Table 4 Early termination rates for various image sizes.

Table 5 shows the speed up achieved by taking advantage of MS-IPG presented in Section 3.5. The second column shows the average number of the excluded modes per a macroblock. Large images include a large number of pixels with identical values and fifteen I4 modes are excluded on average in 1920 × 1080 size videos. The number of predictors with identical values increases as QP increases although the results are not presented in this paper. This is because pixels with similar magnitudes may become the same values after quantization with large QP. In these experiments, HD-size videos achieve less speed up than CIF-size videos. This is because HD-size test videos used in this paper include a number of detailed objects, making their complexity almost as large as that of CIF-size videos.

Table 5 Performance improvement by identical pixel group.

Comparisons with previous designs are provided in Table 6. The architectures in [3], [10] and [11] require the maximum clock cycles of 441, 624 and 1060, respectively whereas the proposed design requires 464 cycles. As the execution time of the proposed hardware reduces significantly because of early termination and the mode selection according to identical predictors, the average cycles for various videos are smaller than the maximum cycle. For Full-HD size videos, the proposed design requires 334 cycles on average which is only 80% of the required cycles in [3].

Table 6 Comparison with previous designs.

The PSNR and bit rate changes of the proposed design compared to H.264/AVC JM8.6 [13] are shown in Table 7. The results obtained from three video sizes are averaged. The performance drop is due to the aggregate influences by (1) plane mode skip, (2) DCT based SATD mode decision, (3) 3-step algorithm, (4) and early termination of I4 and I16. Compared to [3], PSNR is degraded by optimization (4). However, this degradation is compensated partly by the mode selection based on MS-IPG. The PSNR is enhanced because the mode selection by IPG sometimes substitutes the 3-step algorithm. Note that the mode selection by MS-IPG is lossless whereas that by the 3-step algorithm is lossy. The proposed design suffers 0.0619 dB PSNR loss, and 0.842% bit rate increase. Table 8 compares the PSNR and bit rate changes with the previous work [3]. As shown in the table, the difference is negligible.

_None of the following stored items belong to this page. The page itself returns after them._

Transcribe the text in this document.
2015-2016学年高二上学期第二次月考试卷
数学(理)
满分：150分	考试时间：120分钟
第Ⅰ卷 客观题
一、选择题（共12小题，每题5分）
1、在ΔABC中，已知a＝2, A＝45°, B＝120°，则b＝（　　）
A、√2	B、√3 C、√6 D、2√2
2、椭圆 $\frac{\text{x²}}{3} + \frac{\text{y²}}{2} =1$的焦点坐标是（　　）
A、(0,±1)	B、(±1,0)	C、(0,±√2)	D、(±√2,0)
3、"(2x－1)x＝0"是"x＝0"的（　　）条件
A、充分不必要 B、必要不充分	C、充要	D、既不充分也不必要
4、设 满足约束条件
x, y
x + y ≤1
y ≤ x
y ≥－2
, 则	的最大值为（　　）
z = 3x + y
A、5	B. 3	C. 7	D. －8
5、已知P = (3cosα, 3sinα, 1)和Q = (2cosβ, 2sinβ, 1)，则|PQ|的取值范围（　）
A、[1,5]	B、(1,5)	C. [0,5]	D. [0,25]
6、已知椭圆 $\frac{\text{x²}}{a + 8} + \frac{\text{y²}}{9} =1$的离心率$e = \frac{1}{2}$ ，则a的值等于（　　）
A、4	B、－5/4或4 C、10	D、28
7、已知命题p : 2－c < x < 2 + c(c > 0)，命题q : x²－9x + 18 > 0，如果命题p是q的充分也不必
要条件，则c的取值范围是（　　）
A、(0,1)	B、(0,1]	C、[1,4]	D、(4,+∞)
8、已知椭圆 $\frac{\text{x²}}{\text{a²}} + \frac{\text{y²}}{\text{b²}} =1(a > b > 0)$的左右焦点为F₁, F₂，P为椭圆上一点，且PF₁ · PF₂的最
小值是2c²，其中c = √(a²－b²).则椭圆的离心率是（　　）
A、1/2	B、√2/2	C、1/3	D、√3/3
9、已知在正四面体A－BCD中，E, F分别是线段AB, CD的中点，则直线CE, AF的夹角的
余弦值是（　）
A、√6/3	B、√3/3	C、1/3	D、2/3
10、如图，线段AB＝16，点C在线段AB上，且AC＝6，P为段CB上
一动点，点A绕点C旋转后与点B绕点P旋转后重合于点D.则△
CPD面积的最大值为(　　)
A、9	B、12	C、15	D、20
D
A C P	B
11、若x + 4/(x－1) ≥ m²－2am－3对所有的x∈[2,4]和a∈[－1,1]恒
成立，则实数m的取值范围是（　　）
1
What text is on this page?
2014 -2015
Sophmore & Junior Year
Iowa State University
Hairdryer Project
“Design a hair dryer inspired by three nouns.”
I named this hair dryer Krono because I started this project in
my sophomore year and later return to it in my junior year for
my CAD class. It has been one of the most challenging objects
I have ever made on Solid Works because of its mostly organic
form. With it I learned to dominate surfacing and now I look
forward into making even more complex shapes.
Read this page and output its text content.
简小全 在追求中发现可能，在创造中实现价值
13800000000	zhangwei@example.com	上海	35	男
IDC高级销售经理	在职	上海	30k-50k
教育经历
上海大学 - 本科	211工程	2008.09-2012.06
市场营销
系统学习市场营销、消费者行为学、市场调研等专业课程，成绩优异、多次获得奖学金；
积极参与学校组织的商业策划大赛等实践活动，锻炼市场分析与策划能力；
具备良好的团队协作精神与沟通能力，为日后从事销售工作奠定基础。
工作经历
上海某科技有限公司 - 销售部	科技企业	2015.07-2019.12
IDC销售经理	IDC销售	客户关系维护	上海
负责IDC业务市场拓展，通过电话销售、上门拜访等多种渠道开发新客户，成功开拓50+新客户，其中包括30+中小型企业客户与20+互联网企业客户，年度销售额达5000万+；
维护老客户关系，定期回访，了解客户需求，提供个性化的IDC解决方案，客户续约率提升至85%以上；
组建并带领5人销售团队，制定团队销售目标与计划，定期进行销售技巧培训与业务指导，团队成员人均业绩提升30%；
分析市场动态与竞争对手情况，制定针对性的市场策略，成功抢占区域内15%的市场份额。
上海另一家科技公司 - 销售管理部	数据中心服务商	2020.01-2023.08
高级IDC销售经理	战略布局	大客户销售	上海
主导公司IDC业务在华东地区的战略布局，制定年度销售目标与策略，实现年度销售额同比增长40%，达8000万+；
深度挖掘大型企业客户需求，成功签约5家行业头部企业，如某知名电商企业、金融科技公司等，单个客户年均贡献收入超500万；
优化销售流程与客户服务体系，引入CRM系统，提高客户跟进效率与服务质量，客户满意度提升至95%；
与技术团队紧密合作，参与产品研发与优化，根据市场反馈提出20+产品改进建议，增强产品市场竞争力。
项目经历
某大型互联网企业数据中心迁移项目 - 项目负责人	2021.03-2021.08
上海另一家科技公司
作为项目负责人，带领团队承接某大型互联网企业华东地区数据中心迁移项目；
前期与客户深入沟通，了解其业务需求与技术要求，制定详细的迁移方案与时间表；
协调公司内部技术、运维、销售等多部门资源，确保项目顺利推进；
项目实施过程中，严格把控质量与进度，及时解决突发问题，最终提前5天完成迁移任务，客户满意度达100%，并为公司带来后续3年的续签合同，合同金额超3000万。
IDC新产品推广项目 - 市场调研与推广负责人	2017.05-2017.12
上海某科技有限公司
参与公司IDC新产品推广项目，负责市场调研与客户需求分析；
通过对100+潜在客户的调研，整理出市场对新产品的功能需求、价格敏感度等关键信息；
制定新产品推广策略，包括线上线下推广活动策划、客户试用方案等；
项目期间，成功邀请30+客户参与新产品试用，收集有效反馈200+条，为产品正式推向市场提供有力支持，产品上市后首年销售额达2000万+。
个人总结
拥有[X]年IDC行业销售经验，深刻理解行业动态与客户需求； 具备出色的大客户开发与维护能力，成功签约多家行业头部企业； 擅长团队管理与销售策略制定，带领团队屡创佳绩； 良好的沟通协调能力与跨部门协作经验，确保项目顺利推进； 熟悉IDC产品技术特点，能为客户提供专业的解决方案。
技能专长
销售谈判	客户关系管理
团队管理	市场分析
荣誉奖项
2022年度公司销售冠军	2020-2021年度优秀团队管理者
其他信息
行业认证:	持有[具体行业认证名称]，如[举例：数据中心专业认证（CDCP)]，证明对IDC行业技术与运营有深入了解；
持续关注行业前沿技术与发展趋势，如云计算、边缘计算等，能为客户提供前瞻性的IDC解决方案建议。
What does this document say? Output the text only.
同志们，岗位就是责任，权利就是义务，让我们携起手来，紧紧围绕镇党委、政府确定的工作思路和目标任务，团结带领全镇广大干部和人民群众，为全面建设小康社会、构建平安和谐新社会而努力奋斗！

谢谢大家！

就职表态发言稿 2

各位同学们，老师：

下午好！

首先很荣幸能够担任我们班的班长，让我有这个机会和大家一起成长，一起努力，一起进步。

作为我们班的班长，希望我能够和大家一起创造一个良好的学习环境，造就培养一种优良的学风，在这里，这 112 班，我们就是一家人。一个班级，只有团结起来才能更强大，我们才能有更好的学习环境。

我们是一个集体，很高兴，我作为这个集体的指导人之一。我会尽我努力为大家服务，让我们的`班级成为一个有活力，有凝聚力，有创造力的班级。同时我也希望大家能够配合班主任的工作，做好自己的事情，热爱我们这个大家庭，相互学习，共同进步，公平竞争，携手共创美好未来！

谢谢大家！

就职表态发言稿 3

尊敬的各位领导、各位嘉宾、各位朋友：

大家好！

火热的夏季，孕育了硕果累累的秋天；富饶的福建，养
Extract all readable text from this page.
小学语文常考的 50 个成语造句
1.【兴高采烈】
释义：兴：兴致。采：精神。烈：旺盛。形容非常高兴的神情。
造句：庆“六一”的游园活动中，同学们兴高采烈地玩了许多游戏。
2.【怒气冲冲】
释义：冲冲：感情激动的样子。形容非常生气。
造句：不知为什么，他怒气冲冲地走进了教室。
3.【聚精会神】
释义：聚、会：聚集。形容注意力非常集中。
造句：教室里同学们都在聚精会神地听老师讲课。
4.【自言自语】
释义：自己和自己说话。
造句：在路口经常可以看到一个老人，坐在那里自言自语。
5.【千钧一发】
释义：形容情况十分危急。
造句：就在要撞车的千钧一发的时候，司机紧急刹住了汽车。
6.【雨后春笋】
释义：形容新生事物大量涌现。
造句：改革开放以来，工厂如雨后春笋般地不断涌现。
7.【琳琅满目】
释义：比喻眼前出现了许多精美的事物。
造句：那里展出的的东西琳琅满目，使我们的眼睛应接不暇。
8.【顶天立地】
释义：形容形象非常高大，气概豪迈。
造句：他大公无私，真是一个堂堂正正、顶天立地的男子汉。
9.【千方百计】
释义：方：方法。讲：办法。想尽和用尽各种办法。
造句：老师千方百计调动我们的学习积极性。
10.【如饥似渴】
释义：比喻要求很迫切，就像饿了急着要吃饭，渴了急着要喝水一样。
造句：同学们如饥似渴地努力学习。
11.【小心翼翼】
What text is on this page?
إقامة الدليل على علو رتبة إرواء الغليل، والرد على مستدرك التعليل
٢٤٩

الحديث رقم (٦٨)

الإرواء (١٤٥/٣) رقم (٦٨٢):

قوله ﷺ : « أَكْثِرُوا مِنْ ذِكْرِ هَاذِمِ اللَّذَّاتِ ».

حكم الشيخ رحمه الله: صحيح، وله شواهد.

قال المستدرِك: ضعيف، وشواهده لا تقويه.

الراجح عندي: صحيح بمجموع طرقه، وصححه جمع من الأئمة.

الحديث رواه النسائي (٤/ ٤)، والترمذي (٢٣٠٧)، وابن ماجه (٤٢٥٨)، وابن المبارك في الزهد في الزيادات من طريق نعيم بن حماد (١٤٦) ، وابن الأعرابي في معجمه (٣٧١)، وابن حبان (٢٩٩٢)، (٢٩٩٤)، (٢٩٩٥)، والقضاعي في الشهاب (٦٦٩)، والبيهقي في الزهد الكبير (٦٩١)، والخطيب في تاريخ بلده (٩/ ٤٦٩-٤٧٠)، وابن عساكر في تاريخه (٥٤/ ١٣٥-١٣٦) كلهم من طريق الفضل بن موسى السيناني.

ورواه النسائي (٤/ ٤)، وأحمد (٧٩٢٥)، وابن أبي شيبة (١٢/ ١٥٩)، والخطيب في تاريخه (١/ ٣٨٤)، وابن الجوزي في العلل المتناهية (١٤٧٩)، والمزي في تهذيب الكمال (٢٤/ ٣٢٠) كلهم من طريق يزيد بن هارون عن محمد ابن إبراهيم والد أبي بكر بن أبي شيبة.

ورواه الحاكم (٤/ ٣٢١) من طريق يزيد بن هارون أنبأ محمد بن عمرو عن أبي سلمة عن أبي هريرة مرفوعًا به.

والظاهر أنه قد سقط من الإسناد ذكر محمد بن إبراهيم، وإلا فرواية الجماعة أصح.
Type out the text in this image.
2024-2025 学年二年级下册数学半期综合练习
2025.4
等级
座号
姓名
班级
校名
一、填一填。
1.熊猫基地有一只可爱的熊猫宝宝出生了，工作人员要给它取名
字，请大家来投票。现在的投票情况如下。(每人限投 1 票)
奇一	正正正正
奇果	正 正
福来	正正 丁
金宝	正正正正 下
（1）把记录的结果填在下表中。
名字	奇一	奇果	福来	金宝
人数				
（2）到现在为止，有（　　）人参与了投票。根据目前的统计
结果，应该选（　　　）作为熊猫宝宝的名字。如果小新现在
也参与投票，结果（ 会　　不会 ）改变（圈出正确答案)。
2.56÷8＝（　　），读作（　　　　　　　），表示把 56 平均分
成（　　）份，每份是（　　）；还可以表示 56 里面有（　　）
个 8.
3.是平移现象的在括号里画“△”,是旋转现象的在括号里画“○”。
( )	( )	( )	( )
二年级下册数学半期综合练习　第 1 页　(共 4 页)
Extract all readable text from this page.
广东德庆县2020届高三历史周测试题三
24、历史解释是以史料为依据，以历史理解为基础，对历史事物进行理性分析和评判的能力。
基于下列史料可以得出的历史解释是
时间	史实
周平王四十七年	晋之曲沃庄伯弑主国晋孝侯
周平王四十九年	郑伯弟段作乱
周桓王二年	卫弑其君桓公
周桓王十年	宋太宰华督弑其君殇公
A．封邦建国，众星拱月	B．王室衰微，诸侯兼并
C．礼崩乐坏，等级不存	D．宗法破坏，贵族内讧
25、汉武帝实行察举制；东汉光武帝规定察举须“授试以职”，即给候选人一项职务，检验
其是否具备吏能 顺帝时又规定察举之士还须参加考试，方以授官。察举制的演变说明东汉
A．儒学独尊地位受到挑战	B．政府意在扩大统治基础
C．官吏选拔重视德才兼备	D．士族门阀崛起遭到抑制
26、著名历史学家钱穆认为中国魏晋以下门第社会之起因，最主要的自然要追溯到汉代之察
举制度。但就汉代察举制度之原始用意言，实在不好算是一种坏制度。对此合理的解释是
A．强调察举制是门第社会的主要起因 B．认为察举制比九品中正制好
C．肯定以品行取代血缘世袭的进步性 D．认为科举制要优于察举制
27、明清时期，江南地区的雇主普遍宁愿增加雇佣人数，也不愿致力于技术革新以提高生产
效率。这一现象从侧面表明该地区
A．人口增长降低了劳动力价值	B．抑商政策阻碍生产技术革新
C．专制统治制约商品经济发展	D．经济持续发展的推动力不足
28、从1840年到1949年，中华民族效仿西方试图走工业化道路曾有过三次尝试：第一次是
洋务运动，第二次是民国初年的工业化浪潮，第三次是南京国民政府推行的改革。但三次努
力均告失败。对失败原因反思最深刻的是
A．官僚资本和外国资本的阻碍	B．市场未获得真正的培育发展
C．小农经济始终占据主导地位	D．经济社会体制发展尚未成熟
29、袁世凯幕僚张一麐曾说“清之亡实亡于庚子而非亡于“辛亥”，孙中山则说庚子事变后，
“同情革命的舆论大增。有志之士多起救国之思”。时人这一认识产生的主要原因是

Table 7 PSNR and bitrate changes.
Table 8 PSNR and bitrate comparison with [3].

7 Conclusion

About 20% of the execution cycles for H.264 intra prediction are saved by the proposed pipeline schedule, early termination, and the mode selection based on IPG. Experimental results show that the proposed schedule with early termination is effective for various video sizes and quality. The mode selection based on IPG also provides substantial computation saving in large videos with large QPs. In spite of the significant reduction in computation time, PSNR drop is 0.0619 dB and the bit rate increase is less than 0.842%. Although this paper is mainly for a specific hardware, the proposed methodology can be applied to a wide range of platforms.